From left: Comedians Natasha Chandel, Abdullah Afzal and Mariam Sobh. They each performed a set during the Socially Distant Eid Comedy Night Special, a virtual event hosted by the Concordia Forum.
May 26, 20205:37 PM ET
Performing on a Facebook livestream, Salma Hindy began her stand-up routine by giving a shout-out to everyone in the audience who was following the guidelines to keep the coronavirus at bay, such as washing hands regularly, covering one's face and keeping a respectful distance from others. Though, as a Muslim, she found these habits a tad familiar.
"You call it coronavirus, I call it sharia law!" said Hindy, referring to the set of principles Muslims abide by.
The Canadian Muslim comedian was one of 40 performers taking part in The Socially Distant Eid Comedy Night, an event hosted by the Concordia Forum, a networking organization for Muslim influencers and changemakers. The goal was to give Muslims around the world some comic relief as they do the unprecedented: celebrate Ramadan and Eid in isolation at home, with fewer family members and friends than usual because of the coronavirus pandemic.
A holy month typically observed by attending daily prayers at the mosque and dinner parties to break the dawn-to-dusk fast, Ramadan was indeed a different sight to behold this year, as was Eid al-Fitr, the holiday that marks the end of Ramadan.
The stand-up comedians come from different occupations and backgrounds, including award-winning performers based in South Africa and the U.K. Their show was livestreamed on May 24, Eid day for many countries. The event is available to watch on the Concordia Forum's Facebook page until Wednesday at 5 p.m. ET.
Muddassar Ahmed, organizer of the event and chair of the Concordia Forum, put together the comedy special during the week leading up to the holiday.
"For the hour or two that people tune in I hope it lifts people's spirits and helps them take their mind off things," says Ahmed.

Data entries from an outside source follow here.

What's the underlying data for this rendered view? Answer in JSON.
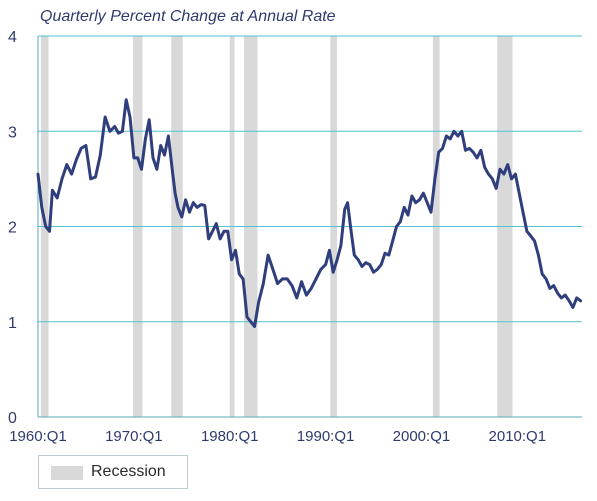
{
  "chart_data": {
    "type": "line",
    "title": "Quarterly Percent Change at Annual Rate",
    "xlabel": "",
    "ylabel": "",
    "xlim": [
      1960.0,
      2016.75
    ],
    "ylim": [
      0,
      4
    ],
    "yticks": [
      0,
      1,
      2,
      3,
      4
    ],
    "xticks": [
      {
        "value": 1960.0,
        "label": "1960:Q1"
      },
      {
        "value": 1970.0,
        "label": "1970:Q1"
      },
      {
        "value": 1980.0,
        "label": "1980:Q1"
      },
      {
        "value": 1990.0,
        "label": "1990:Q1"
      },
      {
        "value": 2000.0,
        "label": "2000:Q1"
      },
      {
        "value": 2010.0,
        "label": "2010:Q1"
      }
    ],
    "grid": true,
    "legend_placement": "bottom-left",
    "recessions": [
      {
        "start": 1960.3,
        "end": 1961.1
      },
      {
        "start": 1969.9,
        "end": 1970.9
      },
      {
        "start": 1973.9,
        "end": 1975.1
      },
      {
        "start": 1980.0,
        "end": 1980.5
      },
      {
        "start": 1981.5,
        "end": 1982.9
      },
      {
        "start": 1990.5,
        "end": 1991.2
      },
      {
        "start": 2001.2,
        "end": 2001.9
      },
      {
        "start": 2007.9,
        "end": 2009.5
      }
    ],
    "legend": {
      "label": "Recession",
      "color": "#d9d9d9"
    },
    "series": [
      {
        "color": "#2f3e7c",
        "x": [
          1960.0,
          1960.4,
          1960.8,
          1961.2,
          1961.5,
          1962.0,
          1962.5,
          1963.0,
          1963.5,
          1964.0,
          1964.5,
          1965.0,
          1965.5,
          1966.0,
          1966.5,
          1967.0,
          1967.5,
          1968.0,
          1968.4,
          1968.8,
          1969.2,
          1969.6,
          1970.0,
          1970.4,
          1970.8,
          1971.2,
          1971.6,
          1972.0,
          1972.4,
          1972.8,
          1973.2,
          1973.6,
          1974.0,
          1974.3,
          1974.6,
          1975.0,
          1975.4,
          1975.8,
          1976.2,
          1976.6,
          1977.0,
          1977.4,
          1977.8,
          1978.2,
          1978.6,
          1979.0,
          1979.4,
          1979.8,
          1980.2,
          1980.6,
          1981.0,
          1981.4,
          1981.8,
          1982.2,
          1982.6,
          1983.0,
          1983.5,
          1984.0,
          1984.5,
          1985.0,
          1985.5,
          1986.0,
          1986.5,
          1987.0,
          1987.5,
          1988.0,
          1988.5,
          1989.0,
          1989.5,
          1990.0,
          1990.4,
          1990.8,
          1991.2,
          1991.6,
          1992.0,
          1992.3,
          1992.6,
          1993.0,
          1993.4,
          1993.8,
          1994.2,
          1994.6,
          1995.0,
          1995.4,
          1995.8,
          1996.2,
          1996.6,
          1997.0,
          1997.4,
          1997.8,
          1998.2,
          1998.6,
          1999.0,
          1999.4,
          1999.8,
          2000.2,
          2000.6,
          2001.0,
          2001.4,
          2001.8,
          2002.2,
          2002.6,
          2003.0,
          2003.4,
          2003.8,
          2004.2,
          2004.6,
          2005.0,
          2005.4,
          2005.8,
          2006.2,
          2006.6,
          2007.0,
          2007.4,
          2007.8,
          2008.2,
          2008.6,
          2009.0,
          2009.4,
          2009.8,
          2010.2,
          2010.6,
          2011.0,
          2011.4,
          2011.8,
          2012.2,
          2012.6,
          2013.0,
          2013.4,
          2013.8,
          2014.2,
          2014.6,
          2015.0,
          2015.4,
          2015.8,
          2016.2,
          2016.6
        ],
        "y": [
          2.55,
          2.2,
          2.0,
          1.95,
          2.38,
          2.3,
          2.5,
          2.65,
          2.55,
          2.7,
          2.82,
          2.85,
          2.5,
          2.52,
          2.75,
          3.15,
          3.0,
          3.05,
          2.98,
          3.0,
          3.33,
          3.15,
          2.72,
          2.72,
          2.6,
          2.92,
          3.12,
          2.72,
          2.6,
          2.85,
          2.75,
          2.95,
          2.6,
          2.35,
          2.2,
          2.1,
          2.28,
          2.15,
          2.25,
          2.2,
          2.23,
          2.22,
          1.87,
          1.95,
          2.03,
          1.87,
          1.95,
          1.95,
          1.65,
          1.75,
          1.5,
          1.45,
          1.05,
          1.0,
          0.95,
          1.2,
          1.4,
          1.7,
          1.55,
          1.4,
          1.45,
          1.45,
          1.38,
          1.25,
          1.42,
          1.28,
          1.35,
          1.45,
          1.55,
          1.6,
          1.75,
          1.52,
          1.65,
          1.8,
          2.18,
          2.25,
          2.0,
          1.7,
          1.65,
          1.58,
          1.62,
          1.6,
          1.52,
          1.55,
          1.6,
          1.72,
          1.7,
          1.85,
          2.0,
          2.05,
          2.2,
          2.12,
          2.32,
          2.25,
          2.28,
          2.35,
          2.25,
          2.15,
          2.5,
          2.78,
          2.82,
          2.95,
          2.92,
          3.0,
          2.95,
          3.0,
          2.8,
          2.82,
          2.78,
          2.72,
          2.8,
          2.62,
          2.55,
          2.5,
          2.4,
          2.6,
          2.55,
          2.65,
          2.5,
          2.55,
          2.35,
          2.15,
          1.95,
          1.9,
          1.85,
          1.7,
          1.5,
          1.45,
          1.35,
          1.38,
          1.3,
          1.25,
          1.28,
          1.22,
          1.15,
          1.25,
          1.22
        ]
      }
    ]
  }
}
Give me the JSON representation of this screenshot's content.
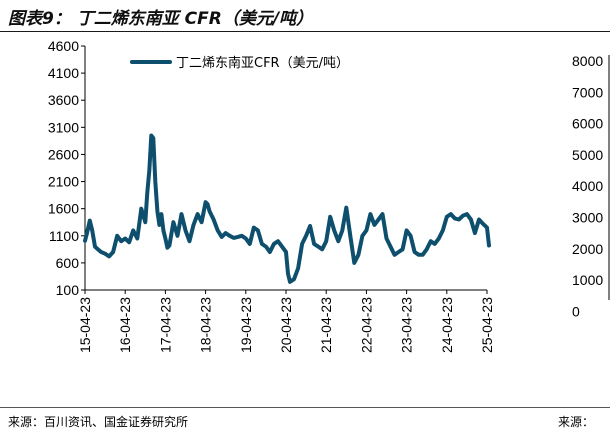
{
  "figure": {
    "title": "图表9： 丁二烯东南亚 CFR（美元/吨）",
    "source_left": "来源：百川资讯、国金证券研究所",
    "source_right": "来源："
  },
  "right_panel": {
    "tick_labels": [
      "8000",
      "7000",
      "6000",
      "5000",
      "4000",
      "3000",
      "2000",
      "1000",
      "0"
    ]
  },
  "chart_data": {
    "type": "line",
    "title": "",
    "xlabel": "",
    "ylabel": "",
    "ylim": [
      100,
      4600
    ],
    "yticks": [
      100,
      600,
      1100,
      1600,
      2100,
      2600,
      3100,
      3600,
      4100,
      4600
    ],
    "xticks": [
      "15-04-23",
      "16-04-23",
      "17-04-23",
      "18-04-23",
      "19-04-23",
      "20-04-23",
      "21-04-23",
      "22-04-23",
      "23-04-23",
      "24-04-23",
      "25-04-23"
    ],
    "legend": "top-left",
    "series": [
      {
        "name": "丁二烯东南亚CFR（美元/吨）",
        "color": "#0f4f6e",
        "x": [
          0,
          0.05,
          0.12,
          0.18,
          0.25,
          0.32,
          0.4,
          0.5,
          0.6,
          0.7,
          0.8,
          0.9,
          1.0,
          1.1,
          1.2,
          1.3,
          1.4,
          1.5,
          1.55,
          1.6,
          1.65,
          1.7,
          1.75,
          1.8,
          1.85,
          1.9,
          1.95,
          2.0,
          2.05,
          2.1,
          2.2,
          2.3,
          2.4,
          2.5,
          2.6,
          2.7,
          2.8,
          2.9,
          3.0,
          3.05,
          3.1,
          3.2,
          3.3,
          3.4,
          3.5,
          3.6,
          3.7,
          3.8,
          3.9,
          4.0,
          4.1,
          4.2,
          4.3,
          4.4,
          4.5,
          4.6,
          4.7,
          4.8,
          4.9,
          5.0,
          5.05,
          5.1,
          5.2,
          5.3,
          5.4,
          5.5,
          5.6,
          5.7,
          5.8,
          5.9,
          6.0,
          6.1,
          6.2,
          6.3,
          6.4,
          6.5,
          6.6,
          6.7,
          6.8,
          6.9,
          7.0,
          7.1,
          7.2,
          7.3,
          7.4,
          7.5,
          7.6,
          7.7,
          7.8,
          7.9,
          8.0,
          8.1,
          8.2,
          8.3,
          8.4,
          8.5,
          8.6,
          8.7,
          8.8,
          8.9,
          9.0,
          9.1,
          9.2,
          9.3,
          9.4,
          9.5,
          9.6,
          9.7,
          9.8,
          9.9,
          10.0,
          10.05
        ],
        "values": [
          1010,
          1150,
          1380,
          1200,
          900,
          850,
          800,
          770,
          720,
          800,
          1100,
          1000,
          1050,
          980,
          1200,
          1050,
          1600,
          1350,
          1900,
          2300,
          2950,
          2900,
          2100,
          1550,
          1300,
          1500,
          1200,
          1050,
          880,
          920,
          1350,
          1100,
          1500,
          1200,
          1000,
          1300,
          1500,
          1350,
          1720,
          1680,
          1550,
          1400,
          1200,
          1080,
          1150,
          1100,
          1060,
          1080,
          1100,
          1050,
          950,
          1250,
          1200,
          950,
          900,
          800,
          950,
          1000,
          900,
          800,
          400,
          250,
          300,
          500,
          950,
          1100,
          1280,
          950,
          900,
          850,
          1000,
          1450,
          1200,
          1000,
          1200,
          1620,
          1100,
          600,
          750,
          1100,
          1200,
          1500,
          1300,
          1400,
          1500,
          1050,
          900,
          750,
          800,
          850,
          1200,
          1100,
          800,
          750,
          750,
          850,
          1000,
          950,
          1050,
          1200,
          1450,
          1500,
          1420,
          1400,
          1470,
          1500,
          1400,
          1150,
          1400,
          1320,
          1250,
          920
        ]
      }
    ]
  }
}
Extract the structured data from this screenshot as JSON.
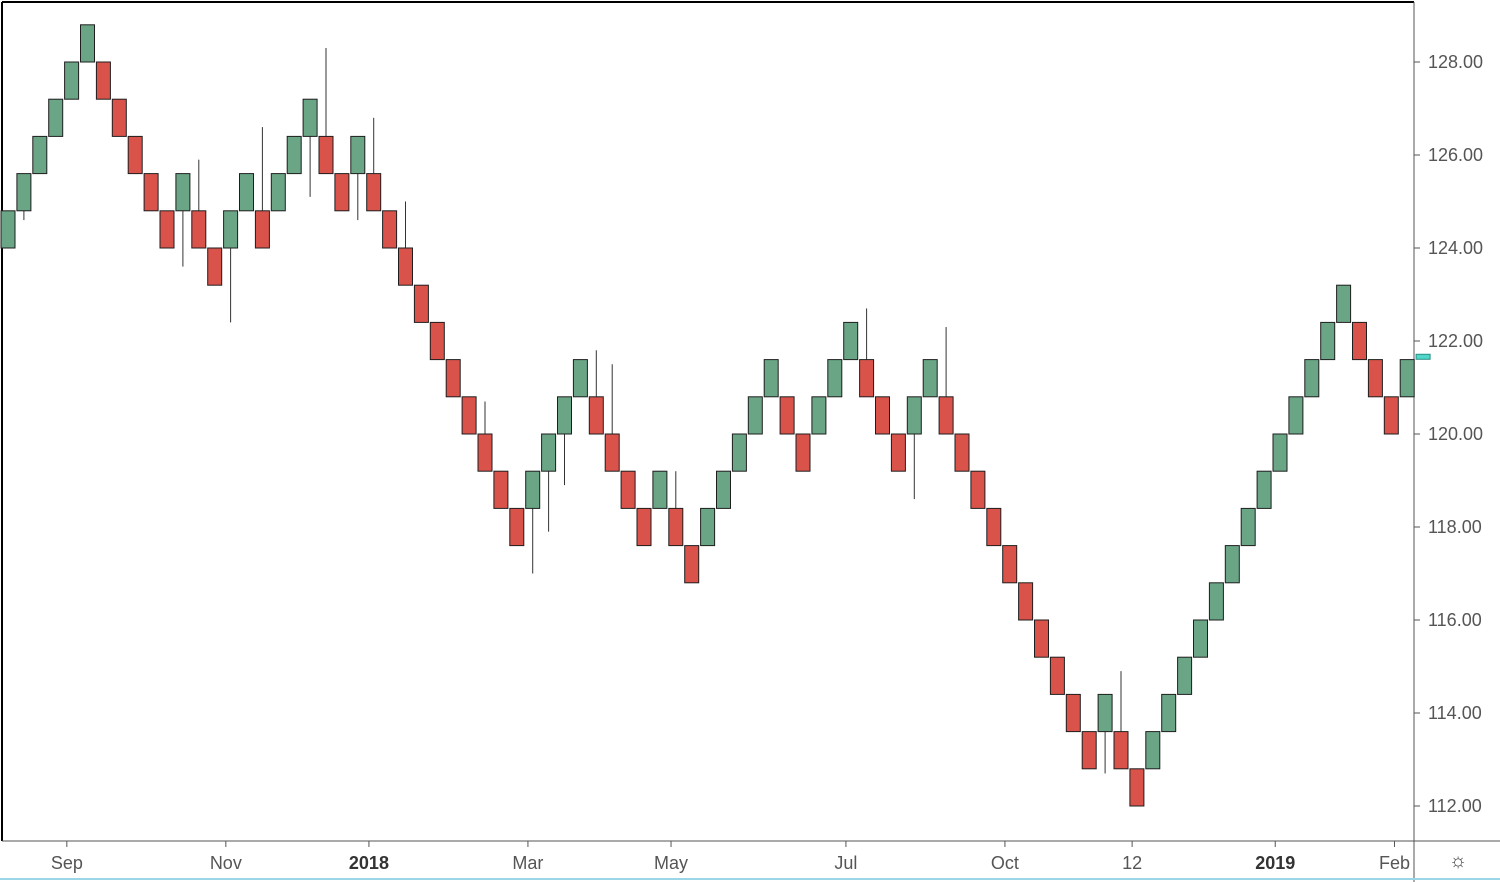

Each comedian did a 3-minute set, poking fun at themselves and making jokes about Muslim stereotypes.
Hindy's act revolved around dealing with the coronavirus as a Muslim daughter of immigrants. She mentioned the new degree a lot of parents seem to have gained during the pandemic — a PhD from WhatsApp University.
"In WhatsApp University, absolutely no fact-checking is allowed," said Hindy, referring to the habit of some Muslim parents to forward myths and unproven coronavirus cures on WhatsApp, a social messaging app especially popular among immigrants as well as in many countries around the world.
Yaaseen Barnes, a South African stand-up comedian and one of several hosts for the evening, found some pros in celebrating Eid under quarantine. He joked that he no longer had to deal with the issue of praying next to someone who occasionally releases smelly burps of the food they just ate at iftar, the meal to break the daily fast.
"This is why [Zoom] is great, because you don't need to be in the burp," said Barnes, who is known as the "king of one-liners" by the stand-up community in South Africa.
Barnes was delighted to take part in the event and described it as a combination of what he loves: making others laugh and helping people. He hoped he could create a sense of community for those celebrating without family.
"Maybe we can give you something to laugh about and make everyone feel a little bit at home," said Barnes.